What else? I phoned all the sensitive people we know. I begged. I pleaded. Then I announced, “This cat’s days are numbered. Let it be on your head.”

It was my experience in the Loblaw store that finally forced me to concede the depth of my obsession. Two elderly women were privately exchanging delicate information when I burst upon them. “Did somebody say they ‘lost a cat’? Stunned silence.

Still, in hot pursuit of a potential owner I added, “She’s very pretty, mainly white… I began to list CATegorically every known positive attribute that might even remotely be applicable to felines.

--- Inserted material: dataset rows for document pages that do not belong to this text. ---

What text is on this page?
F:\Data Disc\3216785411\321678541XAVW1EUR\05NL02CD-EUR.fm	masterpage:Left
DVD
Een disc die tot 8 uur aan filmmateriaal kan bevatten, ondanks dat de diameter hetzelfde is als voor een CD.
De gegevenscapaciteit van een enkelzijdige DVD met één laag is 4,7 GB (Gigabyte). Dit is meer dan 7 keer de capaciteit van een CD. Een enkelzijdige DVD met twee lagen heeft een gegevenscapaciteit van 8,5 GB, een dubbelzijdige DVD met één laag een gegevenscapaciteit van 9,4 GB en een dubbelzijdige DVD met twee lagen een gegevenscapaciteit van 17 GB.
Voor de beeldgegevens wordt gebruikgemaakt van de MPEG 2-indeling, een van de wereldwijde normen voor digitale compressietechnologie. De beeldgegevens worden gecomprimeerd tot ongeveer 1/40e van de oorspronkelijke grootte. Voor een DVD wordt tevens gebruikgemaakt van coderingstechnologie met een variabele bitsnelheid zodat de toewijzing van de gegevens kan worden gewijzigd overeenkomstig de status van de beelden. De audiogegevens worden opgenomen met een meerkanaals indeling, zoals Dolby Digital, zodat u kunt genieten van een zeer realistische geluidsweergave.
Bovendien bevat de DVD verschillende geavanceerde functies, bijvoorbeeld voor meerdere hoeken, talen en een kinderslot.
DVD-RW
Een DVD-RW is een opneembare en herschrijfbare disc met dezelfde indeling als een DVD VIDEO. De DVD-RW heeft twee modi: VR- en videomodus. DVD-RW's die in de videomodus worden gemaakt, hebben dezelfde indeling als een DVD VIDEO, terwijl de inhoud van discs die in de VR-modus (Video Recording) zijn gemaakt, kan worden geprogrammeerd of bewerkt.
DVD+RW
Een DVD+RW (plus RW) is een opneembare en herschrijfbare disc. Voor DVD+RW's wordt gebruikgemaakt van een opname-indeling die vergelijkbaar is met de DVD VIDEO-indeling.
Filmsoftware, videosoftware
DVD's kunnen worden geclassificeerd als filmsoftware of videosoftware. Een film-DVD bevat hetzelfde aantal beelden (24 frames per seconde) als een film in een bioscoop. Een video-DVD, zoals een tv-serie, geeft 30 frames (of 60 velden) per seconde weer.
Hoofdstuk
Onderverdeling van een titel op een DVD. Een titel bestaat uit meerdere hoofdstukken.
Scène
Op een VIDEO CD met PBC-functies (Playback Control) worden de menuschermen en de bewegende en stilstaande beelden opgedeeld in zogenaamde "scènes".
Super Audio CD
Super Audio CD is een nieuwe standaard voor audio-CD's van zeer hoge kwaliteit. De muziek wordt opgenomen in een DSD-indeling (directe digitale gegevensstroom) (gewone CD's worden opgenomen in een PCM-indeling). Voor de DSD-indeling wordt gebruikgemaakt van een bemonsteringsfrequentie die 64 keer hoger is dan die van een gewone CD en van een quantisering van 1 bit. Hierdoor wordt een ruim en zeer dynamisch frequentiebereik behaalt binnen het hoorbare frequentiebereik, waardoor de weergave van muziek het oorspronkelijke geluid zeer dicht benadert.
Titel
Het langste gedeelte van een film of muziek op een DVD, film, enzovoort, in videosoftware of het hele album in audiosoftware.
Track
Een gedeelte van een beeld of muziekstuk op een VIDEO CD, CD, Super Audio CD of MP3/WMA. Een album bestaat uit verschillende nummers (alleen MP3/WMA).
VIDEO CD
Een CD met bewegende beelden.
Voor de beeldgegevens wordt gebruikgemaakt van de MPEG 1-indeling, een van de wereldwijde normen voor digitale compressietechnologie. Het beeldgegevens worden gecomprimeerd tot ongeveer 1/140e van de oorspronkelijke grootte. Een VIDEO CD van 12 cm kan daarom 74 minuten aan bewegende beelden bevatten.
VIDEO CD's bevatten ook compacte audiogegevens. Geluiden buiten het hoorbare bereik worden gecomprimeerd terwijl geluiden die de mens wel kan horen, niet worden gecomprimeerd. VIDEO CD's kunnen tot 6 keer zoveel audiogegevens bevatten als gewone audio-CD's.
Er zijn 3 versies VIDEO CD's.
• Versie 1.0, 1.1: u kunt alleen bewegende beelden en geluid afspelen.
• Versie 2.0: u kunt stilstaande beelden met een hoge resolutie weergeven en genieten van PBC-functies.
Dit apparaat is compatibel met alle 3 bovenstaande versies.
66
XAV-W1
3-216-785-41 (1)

I can’t say with certainty when I finally realized that they weren’t crying tears of joy – thrilled to overflowing with my good fortune and theirs. I also can’t say exactly when I suddenly remembered that ‘lost’ can also mean ‘dead’. But when the thought finally emerged that I was the boor trampling over their recent bereavement… Well, it was a humbling experience. I can only say how grateful I am that this column comes without the author’s photo.

This is my final catcall. One week following publication of this magazine, this cat will have moved. I hope not eternally.

Surely there must be one respectable cat burglar amongst my readership? If not, does anyone happen to know Vicki Miller’s mailing address? Her cat awaits.